Article

Compliance Online

By Theresa Witham

4 minutes

Why is it becoming more complicated?

computer mouse with the word "compliance"As credit unions use multiple channels to promote their offerings, staying compliant is getting more complicated, says Jennifer Anderson-Kapke, compliance attorney at PolicyWorks, LLC, sister company to CUES Supplier member The Members Group, Des Moines.

Credit unions are talking about products and services in person at branches or on the phone, in ads, on social media, in brochures, plus on their websites, desktop and mobile versions. Among these channels, “there is some consistency that is being left off,” says Anderson-Kapke, in terms of disclosures. “There have been some differences in what is published in print vs. on a website.”

One example she points to is a website that said the financial institution offered “dividends” while a print piece used the term “interest.” This is “inaccurate and misleading,” she explains.

Another common example she sees is that APR is often listed as APY.

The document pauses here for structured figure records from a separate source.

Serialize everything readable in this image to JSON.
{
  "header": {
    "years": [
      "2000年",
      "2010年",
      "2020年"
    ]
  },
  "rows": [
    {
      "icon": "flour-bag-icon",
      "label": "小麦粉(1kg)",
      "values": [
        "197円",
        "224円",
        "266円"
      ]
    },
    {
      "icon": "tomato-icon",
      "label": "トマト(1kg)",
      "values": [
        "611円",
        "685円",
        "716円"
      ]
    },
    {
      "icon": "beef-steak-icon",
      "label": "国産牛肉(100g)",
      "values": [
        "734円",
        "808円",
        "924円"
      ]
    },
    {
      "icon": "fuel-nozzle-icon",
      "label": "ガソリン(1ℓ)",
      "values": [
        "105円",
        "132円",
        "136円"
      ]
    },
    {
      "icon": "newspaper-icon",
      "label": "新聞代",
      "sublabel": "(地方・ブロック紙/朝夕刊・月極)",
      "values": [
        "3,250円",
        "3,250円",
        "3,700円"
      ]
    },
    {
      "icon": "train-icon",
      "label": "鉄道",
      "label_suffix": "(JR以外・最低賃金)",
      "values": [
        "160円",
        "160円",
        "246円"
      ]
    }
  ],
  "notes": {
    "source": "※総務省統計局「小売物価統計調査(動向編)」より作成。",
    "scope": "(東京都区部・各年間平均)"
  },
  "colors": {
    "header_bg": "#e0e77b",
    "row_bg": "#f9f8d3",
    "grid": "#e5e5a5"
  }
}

The errors could be a result of vendors or a marketing team that doesn’t understand the differences in the terms, she says.

To keep advertising and marketing channels consistent, she suggests creating a checklist and referencing it at the creation of every new ad or campaign. Ask:

  • What product is being sold?
  • What regulations apply?
  • What market is it targeting?
  • What exceptions are there?

It is extremely beneficial to work with an outside resource, she suggests, because the outsider won’t be as familiar with the materials and they’ll be able to provide a non-biased view. This will help with consistency and making sure you have all the proper disclosures.

Social Media

When it comes to marketing on social media, try to be as generic as possible, she suggests. “If you avoid trigger terms, you won’t have to have so many disclosures.”

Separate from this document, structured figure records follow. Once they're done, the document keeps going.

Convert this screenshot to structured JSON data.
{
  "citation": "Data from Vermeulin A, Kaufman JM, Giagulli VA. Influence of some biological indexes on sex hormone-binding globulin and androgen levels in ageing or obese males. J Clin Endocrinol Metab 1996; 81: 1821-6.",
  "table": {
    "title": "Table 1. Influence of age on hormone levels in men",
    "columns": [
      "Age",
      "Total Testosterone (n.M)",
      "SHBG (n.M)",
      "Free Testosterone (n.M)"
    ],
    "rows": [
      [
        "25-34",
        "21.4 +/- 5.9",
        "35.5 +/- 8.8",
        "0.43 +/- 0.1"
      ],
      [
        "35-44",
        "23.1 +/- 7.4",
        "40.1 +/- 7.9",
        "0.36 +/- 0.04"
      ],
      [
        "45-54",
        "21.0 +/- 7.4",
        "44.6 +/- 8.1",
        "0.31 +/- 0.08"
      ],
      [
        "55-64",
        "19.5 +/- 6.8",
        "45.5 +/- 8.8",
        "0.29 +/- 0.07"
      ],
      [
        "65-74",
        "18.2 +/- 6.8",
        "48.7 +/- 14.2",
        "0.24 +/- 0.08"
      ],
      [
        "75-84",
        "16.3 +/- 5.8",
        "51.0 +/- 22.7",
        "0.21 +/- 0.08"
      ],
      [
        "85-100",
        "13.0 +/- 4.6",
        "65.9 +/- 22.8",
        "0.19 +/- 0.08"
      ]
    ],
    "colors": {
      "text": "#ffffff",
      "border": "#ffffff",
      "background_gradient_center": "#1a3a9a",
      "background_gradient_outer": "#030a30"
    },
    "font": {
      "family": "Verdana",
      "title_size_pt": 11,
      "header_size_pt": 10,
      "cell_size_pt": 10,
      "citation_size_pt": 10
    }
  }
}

Some common triggers are “0% interest for six months” (what is the interest after?), “no balance transfer,” or “no annual fees.” Each of these phrases would trigger a disclosure that is hard to fit in 140 characters.

In late 2013, the Federal Financial Institutions Examination Council released its final guidance on the applicability of consumer protection and compliance laws, regulations, and policies to activities conducted via social media. “I encourage all credit unions to review it with both the marketing and compliance teams,” says Anderson-Kapke.

Mobile Screens

While credit unions’ websites allow more room for disclosures, as the world becomes more and more mobile, you need to consider visibility. Are your disclosures visible and readable on a tiny smartphone screen? You need to structure your Web pages so required pieces, such as the NCUA logo, appear in a legible form, Anderson-Kapke says.

Risks

Not managing your marketing compliance opens your credit union to risk. Earlier this year, Bank of America was fined $727 million for deceptive credit card add-on marketing practices.

Another example: Outdoor retailer Cabela’s, or rather the bank that runs the store’s credit card, was fined $1 million for deceptive and unfair acts, including charging improper fees.

Anderson-Kapke recommends creating a risk management program with a policy to address situations with social media, telecommunications and working with outside vendors.

When working with outside vendors—whether it’s a telemarketing company, outsourced call center, direct mail company, or car dealer you have an indirect loan relationship with—make sure they are up to date with proper disclosures and compliance. And frequently review all the forms vendors are using and even look at what is on telemarketing screens. Are telemarketers prompted to use the correct language when discussing credit card offers, for example?

Consider credit union marketing through this lens, Anderson-Kapke suggests: “What can I do to make a marketing piece to not only draw members in, but how can I make it simple for them to understand, without misleading them or being deceptive in any way?”

In addition, the compliance team and marketing teams need to work together. “We need to talk. Marketers can’t be afraid of compliance,” she says. “Let’s find a way to make it work.”

In addition, to the compliance risk (and subsequent potential fines), credit unions face operational risk, Anderson-Kapke says. If you advertise to members that they are going to receive a certain rate and then on the back end that rate isn’t offered, you will have a lot of work to correct the mistake. Those mistakes can then lead to reputation risk, as your credit union could be seen as incompetent and, worse, deceptive.